OPINI: Presidential Treshold dan Insyafnya Mahkamah Konstitusi

  • Bagikan
Oleh: Wiwin Suwandi (Praktisi Hukum)

MAKASSAR, RAKYATSULSEL - Teori hukum responsif terbukti dalam putusan Nomor 62/PUU-XXII/2024 yang diputus pada Selasa (3/12/2024) dan dibacakan pada Kamis (2/1/2024) lalu.

Meskipun terdapat pendapat berbeda (dissenting opinion) dari hakim Anwar Usman dan Daniel Yusmic P. Foekh, tujuh hakim Mahkamah Konstitusi lainnya mengabulkan permohonan pengujian UU No 7 Tahun 2017 tentang Pemilu, Pasal 222 tentang Presidential Treshold (Pres T).

Hal menarik dari putusan setebal 283 halaman tersebut yaitu MK mengakui ‘khilaf’, ‘sesat nalar’ dan pendiriannya selama ini yang selalu berlindung pada doktrin “Pres T sebagai open legal policy pembentuk undang-undang (Pemilu)”.

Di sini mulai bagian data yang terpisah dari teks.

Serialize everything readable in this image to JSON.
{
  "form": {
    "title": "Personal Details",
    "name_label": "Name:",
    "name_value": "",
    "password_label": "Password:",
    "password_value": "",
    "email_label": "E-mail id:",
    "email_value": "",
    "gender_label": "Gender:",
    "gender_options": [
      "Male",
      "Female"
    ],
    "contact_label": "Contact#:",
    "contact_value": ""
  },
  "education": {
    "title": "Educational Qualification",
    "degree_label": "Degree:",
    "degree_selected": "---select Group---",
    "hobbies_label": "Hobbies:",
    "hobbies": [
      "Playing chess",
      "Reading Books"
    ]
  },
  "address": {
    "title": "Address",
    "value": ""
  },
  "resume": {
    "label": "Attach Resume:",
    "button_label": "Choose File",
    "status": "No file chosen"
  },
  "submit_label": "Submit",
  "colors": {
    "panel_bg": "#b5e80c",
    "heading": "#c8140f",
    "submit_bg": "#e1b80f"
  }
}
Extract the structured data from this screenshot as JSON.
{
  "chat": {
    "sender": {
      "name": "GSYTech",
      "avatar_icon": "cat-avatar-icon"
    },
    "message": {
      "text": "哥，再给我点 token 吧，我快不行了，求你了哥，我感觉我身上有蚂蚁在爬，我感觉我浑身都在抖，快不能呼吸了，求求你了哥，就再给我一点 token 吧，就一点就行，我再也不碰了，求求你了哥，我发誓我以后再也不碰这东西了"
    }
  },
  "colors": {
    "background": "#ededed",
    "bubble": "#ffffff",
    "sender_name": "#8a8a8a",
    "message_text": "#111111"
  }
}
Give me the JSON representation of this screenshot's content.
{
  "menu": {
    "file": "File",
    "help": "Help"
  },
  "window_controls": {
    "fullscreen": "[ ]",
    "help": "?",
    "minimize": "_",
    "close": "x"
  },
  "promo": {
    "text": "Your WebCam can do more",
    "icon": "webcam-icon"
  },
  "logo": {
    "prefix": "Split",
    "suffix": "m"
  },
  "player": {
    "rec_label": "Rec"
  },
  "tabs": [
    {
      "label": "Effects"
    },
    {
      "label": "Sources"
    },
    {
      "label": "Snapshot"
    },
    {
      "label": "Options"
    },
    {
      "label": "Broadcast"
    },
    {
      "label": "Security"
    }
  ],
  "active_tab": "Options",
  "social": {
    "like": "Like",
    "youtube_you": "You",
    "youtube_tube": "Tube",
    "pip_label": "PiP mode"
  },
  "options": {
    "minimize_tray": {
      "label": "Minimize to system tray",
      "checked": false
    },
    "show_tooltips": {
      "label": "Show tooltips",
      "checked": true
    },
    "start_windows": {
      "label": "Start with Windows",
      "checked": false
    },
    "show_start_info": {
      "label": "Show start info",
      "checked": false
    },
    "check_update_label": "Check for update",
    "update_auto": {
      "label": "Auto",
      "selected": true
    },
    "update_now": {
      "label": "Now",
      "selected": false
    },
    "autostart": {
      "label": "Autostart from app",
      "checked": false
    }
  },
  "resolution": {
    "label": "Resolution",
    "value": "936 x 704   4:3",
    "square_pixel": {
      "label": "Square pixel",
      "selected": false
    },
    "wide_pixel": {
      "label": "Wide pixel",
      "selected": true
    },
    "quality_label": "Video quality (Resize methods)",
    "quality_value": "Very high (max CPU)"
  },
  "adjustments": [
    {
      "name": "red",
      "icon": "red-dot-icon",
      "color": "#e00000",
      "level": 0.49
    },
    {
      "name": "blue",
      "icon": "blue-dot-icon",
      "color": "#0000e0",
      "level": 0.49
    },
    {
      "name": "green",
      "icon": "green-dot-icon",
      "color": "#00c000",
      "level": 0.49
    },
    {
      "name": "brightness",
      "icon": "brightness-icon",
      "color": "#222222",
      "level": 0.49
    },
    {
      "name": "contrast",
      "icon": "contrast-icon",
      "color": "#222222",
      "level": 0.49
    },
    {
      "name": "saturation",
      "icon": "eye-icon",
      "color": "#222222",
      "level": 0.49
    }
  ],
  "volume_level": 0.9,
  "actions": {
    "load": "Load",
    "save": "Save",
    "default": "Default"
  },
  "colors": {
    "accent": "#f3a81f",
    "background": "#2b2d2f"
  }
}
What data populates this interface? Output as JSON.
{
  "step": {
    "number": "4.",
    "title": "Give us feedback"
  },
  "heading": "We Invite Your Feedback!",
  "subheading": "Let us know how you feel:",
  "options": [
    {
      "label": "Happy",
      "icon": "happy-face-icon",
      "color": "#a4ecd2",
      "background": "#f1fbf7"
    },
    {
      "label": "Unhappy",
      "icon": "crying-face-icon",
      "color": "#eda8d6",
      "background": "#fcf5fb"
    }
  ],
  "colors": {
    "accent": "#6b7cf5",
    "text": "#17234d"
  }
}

Dalam pertimbangannya pada halaman 274 putusan, MK tidak hanya mengakui adanya pergeseran pendirian tersebut, yang tidak hanya menyangkut besaran atau angka persentase ambang batas, namun juga mengakui jika rezim Pres T- berapapun besaran atau angka persentasenya - bertentangan dengan Pasal 6A ayat (2) UUD Tahun 1945.

Pergeseran pendirian tersebut secara konstitusional sudah tepat, mengingat sebelum putusan a quo, telah ada 36 (tiga puluh enam) PUU terkait Pres T dalam UU Pemilu, dan jika dibaca kembali beberapa argumentasi atau dalil permohonan dalam beberapa PUU sebelum putusan a quo, substansinya sama, mendalilkan jika Pres T bertentangan dengan Pasal 6A ayat (2) UUD Tahun 1945 karena melanggar hak sipil-politik, bertentangan dengan asas daulat rakyat dalam Negara demokrasi. Tidak kurang kajian filosofi, teori pakar dan pendapat ahli dimasukan dalam permohonan, tapi tetap saja ditolak MK sebelum putusan a quo keluar.

Pres T dalam Pasal 222 UU Pemilu tidak hanya bertentangan dengan hak politik dan kedaulatan rakyat, namun juga melanggar moralitas, rasionalitas, dan ketidakadilan yang intolerable serta nyata-nyata bertentangan dengan UUD NRI Tahun 1945 (hlm 274 putusan).

Pada halaman 271 putusan, tersirat kekhawatiran MK jika apabila ketentuan Pres T ini dipertahankan, terbaca kecenderungan untuk selalu mengupayakan agar setiap pemilu presiden dan wakil presiden hanya terdapat 2 (dua) pasangan calon, bahkan calon tunggal sebagaimana fenomena yang terjadi pada pemilihan kepala daerah. Alasan inilah yang menjadi dasar bagi Mahkamah untuk bergeser dari pendirian dalam putusan-putusan sebelumnya terkait uji materi ambang batas pencalonan presiden.